= Nepal Veterinary Association =

Nepal Veterinary Association (NVA) was established in June 1967 and was legally registered in February 1969. The Association is affiliated as a member of World Veterinary Association (WVA) since 1998. It is a body of Nepalese veterinarians who hold, at least, a bachelor's degree in Veterinary Science. There is also provision for foreign veterinarian who want to work in Nepal and who are eligible to register as veterinarians in Nepal in accordance with the prescribed rules and regulations. Until now about 655 veterinarians including 40 foreign nationals have been registered as member of the Association.

The Nepal Veterinary Association elected new committee under the leadership of Dr. Sital Kaji Shrestha through their 12th National Convention held in Kathmandu from 1–3 June 2016. A 16-member committee headed by Dr. Sital Kaji Shrestha includes Dr. Nirmal Katuwal as vice president, Dr. Rajendra Prasad Yadav as General Secretary, Dr.
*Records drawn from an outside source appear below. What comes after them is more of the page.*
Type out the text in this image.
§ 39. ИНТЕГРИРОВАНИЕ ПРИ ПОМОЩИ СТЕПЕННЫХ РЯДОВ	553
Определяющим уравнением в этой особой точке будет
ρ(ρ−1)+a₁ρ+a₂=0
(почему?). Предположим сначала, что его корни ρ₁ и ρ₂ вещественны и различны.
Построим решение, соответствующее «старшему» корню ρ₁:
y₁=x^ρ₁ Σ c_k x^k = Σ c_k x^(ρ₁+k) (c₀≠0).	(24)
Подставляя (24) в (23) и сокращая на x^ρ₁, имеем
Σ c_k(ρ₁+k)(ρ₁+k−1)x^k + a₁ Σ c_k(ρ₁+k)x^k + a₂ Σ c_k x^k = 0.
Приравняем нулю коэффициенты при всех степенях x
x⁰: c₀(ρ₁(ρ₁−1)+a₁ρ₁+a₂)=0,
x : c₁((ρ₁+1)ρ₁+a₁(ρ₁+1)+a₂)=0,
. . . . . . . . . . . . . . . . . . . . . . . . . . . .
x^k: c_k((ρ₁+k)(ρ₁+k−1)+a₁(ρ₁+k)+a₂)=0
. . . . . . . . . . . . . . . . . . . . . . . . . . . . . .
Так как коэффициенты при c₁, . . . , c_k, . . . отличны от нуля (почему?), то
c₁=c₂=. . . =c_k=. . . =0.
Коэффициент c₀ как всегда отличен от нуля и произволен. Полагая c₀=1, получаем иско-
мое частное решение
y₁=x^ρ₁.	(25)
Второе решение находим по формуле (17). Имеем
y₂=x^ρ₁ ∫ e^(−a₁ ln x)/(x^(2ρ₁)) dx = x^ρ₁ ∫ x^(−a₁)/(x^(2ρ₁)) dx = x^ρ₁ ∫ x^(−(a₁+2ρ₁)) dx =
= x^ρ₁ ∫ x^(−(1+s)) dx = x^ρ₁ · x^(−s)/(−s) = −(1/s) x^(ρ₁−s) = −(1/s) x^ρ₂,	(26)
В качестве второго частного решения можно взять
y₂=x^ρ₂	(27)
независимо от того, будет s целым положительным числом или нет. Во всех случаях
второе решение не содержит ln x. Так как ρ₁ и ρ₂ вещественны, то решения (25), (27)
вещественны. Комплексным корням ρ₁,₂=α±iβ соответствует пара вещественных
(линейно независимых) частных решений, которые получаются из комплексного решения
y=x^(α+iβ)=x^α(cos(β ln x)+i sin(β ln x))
Tapendra Prasad Bohara as Secretary, Dr. Sudeep Keshav Humagain as a Treasurer, Dr. Neena Amatya Gorkhali as a chief editor. Central Members included Dr. Sulochana Shrestha, Dr. Binod Sanjel, Dr. Binod Yadav, Dr. Sikesh Manandhar, Dr. Suraj Thapa. Regional Coordinator representing the board includes Dr. Sanjay Yadav, Dr. Sita Rijal, Dr. Kishor Acharya, Dr. Shankar Pandey and Dr. Madan Singh Dhami.

The Nepal Veterinary Association has members with wide
range of expertise in animal health and production, public
health and natural resource management enabling the
association fully capable for providing competent consultancy
service in these areas.
The association is committed to welfare of all Nepali veterinarians and provides services to Government of Nepal as well as the public and private sectors. The Nepalese Vet Journal and Vet Chaumasik are regular publications of this Association.